Metasurface fabrication

The fabrication of the metasurface is done through a commercial service (Tianjin H-chip Technology Group). The process is schematically shown in Supplementary Fig. S6. The fabrication starts with a silicon-on-sapphire substrate with a thickness of the monocrystalline silicon film of 600 nm. Electron beam lithography (JEOL-6300FS) is employed to write the metasurface pattern using a negative tone resist Hydrogen silsesquioxane (HSQ). Next, the pattern is transferred to the silicon layer via dry etching directly using HSQ as the mask. Finally, the HSQ resist is removed by buffered oxide etchant.

PSF and diffraction efficiency measurement setup

To measure the PSF of the fabricated metasurface, we construct a setup as shown in Supplementary Fig. S8. The illumination source consists of collimated light from a supercontinuum laser (YSL SC-PRO-15) and a bandpass filter (Thorlabs FB800-10) with a central wavelength of 800 nm and a bandwidth of 10 nm. The laser beam is expanded by a beam expander and focused by a convex lens with a focal length of 35 mm to generate the point light source. When measuring the PSF of the metasurface, the distance between the point light source and the metasurface is varied, with the distance between the metasurface and the photosensor kept fixed.

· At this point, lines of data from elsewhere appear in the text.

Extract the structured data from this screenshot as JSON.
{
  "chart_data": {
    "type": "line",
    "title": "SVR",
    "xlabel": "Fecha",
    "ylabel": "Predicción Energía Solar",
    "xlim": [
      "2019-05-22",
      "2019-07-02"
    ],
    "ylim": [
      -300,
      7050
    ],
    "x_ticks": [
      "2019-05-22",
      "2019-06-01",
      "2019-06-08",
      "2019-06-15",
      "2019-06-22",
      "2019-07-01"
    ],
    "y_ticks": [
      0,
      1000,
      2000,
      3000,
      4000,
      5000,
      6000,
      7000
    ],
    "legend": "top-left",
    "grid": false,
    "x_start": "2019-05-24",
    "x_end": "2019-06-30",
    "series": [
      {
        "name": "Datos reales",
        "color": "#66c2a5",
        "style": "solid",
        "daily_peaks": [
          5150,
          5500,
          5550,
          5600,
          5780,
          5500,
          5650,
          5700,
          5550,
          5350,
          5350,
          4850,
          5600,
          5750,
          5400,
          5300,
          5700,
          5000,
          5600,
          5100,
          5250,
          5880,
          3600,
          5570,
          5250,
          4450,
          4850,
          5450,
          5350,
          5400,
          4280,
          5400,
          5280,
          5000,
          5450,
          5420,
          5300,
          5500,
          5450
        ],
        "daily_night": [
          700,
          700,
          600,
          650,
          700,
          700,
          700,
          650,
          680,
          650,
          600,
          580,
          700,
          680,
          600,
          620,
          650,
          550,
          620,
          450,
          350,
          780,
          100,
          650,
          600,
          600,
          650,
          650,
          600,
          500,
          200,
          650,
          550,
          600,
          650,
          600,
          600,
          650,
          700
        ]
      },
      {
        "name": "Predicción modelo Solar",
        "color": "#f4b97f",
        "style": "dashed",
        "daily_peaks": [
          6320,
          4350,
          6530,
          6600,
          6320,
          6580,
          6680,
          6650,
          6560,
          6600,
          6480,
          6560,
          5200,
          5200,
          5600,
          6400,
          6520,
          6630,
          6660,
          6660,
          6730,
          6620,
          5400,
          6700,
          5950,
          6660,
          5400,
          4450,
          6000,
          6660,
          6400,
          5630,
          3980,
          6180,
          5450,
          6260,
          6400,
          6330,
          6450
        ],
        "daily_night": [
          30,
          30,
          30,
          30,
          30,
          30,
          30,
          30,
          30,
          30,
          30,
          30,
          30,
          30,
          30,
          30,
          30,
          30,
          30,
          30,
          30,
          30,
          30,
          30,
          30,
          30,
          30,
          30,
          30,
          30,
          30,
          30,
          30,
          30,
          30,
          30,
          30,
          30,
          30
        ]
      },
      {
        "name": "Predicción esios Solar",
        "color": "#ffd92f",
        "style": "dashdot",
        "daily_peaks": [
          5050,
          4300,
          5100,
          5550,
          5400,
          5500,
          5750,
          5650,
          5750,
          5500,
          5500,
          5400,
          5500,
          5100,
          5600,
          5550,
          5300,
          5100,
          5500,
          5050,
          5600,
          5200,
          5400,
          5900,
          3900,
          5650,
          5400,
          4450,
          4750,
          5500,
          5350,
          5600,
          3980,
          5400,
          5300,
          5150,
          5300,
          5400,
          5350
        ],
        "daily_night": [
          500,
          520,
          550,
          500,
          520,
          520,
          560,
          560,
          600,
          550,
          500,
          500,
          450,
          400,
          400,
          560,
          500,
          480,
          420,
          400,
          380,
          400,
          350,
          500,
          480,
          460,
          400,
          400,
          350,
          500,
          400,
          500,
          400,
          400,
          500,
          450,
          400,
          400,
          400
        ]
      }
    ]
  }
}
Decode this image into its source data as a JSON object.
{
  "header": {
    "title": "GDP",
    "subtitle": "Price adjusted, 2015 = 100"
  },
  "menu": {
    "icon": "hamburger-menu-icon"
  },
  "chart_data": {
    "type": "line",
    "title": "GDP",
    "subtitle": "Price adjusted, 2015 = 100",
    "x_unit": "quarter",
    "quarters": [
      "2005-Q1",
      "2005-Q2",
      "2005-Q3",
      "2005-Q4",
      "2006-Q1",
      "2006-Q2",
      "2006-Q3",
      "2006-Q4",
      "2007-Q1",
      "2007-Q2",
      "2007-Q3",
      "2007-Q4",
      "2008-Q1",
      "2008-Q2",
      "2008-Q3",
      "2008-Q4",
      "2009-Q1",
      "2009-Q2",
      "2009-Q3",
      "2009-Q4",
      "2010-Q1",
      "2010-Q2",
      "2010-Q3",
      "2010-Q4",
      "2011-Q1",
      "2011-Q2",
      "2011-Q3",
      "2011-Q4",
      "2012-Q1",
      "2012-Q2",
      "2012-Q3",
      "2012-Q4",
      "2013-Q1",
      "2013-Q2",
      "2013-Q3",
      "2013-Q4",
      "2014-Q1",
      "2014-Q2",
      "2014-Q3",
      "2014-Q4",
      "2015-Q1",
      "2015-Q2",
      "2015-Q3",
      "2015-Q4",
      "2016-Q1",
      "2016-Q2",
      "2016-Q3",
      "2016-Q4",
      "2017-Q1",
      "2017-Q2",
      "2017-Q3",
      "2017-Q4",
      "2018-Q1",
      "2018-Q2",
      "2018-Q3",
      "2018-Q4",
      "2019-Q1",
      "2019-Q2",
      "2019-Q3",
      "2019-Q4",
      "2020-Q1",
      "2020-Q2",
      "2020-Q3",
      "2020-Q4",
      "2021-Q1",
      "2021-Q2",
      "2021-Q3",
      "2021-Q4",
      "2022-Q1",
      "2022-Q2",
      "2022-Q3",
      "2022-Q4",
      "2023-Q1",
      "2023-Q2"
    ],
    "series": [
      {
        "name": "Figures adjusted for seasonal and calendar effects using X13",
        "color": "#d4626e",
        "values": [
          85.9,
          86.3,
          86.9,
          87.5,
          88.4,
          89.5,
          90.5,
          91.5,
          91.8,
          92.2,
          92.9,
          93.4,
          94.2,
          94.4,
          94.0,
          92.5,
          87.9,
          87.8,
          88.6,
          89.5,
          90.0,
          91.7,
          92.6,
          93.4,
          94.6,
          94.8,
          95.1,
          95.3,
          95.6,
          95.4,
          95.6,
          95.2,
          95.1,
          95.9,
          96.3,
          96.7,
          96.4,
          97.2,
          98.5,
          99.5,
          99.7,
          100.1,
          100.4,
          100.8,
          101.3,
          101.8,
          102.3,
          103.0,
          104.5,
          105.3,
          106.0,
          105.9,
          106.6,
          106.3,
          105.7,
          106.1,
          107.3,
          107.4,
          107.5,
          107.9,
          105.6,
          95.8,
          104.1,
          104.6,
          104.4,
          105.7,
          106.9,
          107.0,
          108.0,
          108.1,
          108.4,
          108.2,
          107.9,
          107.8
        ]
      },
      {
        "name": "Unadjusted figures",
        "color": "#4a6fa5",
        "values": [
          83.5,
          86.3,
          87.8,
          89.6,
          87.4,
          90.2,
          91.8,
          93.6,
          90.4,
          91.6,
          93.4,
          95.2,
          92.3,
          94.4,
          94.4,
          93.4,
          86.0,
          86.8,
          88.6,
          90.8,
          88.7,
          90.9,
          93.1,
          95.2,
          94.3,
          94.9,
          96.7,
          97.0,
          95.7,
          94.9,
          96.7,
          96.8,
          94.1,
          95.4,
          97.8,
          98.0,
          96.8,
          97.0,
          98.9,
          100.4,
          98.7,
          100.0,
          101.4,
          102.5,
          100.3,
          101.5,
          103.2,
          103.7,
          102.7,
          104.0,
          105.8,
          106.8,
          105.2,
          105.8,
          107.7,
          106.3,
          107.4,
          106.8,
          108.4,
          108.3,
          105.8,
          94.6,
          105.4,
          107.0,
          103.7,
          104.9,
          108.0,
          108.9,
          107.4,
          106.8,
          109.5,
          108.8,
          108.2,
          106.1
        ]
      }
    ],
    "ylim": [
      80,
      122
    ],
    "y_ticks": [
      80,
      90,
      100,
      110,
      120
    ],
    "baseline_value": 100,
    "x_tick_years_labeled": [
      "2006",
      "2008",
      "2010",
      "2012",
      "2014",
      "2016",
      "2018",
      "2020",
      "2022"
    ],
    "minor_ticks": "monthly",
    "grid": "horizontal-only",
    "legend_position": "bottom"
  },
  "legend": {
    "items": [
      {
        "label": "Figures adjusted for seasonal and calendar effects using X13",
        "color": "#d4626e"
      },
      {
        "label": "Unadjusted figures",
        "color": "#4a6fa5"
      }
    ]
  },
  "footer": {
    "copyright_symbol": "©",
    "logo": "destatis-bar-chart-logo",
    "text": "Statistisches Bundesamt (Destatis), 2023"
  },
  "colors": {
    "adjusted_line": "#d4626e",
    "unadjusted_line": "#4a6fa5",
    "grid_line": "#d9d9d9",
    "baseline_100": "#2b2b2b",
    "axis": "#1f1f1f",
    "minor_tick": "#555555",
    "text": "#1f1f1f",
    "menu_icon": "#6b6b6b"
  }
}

To estimate the polarization-dependent diffraction efficiency of the metasurface, the collimated laser beam is filtered by a linear polarizer (Thorlabs LPNIR100-MP2), with its spot size reduced using a convex lens with a focal length of 150 mm to match the aperture size of the metasurface. An optical power meter (Thorlabs PM122D) is first placed in front of the metasurface to measure the power of the incident light \({{P}}_{{{\mbox{inc}}}}\). Subsequently, to measure the power of the focused light \({P}_{{{\mbox{f}}}},\) a pinhole of 100-μm diameter is placed in front of the power meter. The position of the power meter is spatially scanned and maximized near the designed focal point of the metasurface. The diffraction efficiency of the metasurface is estimated as \(\eta \,={P}_{{{\mbox{f}}}}\,/{P}_{{{\mbox{inc}}}}\).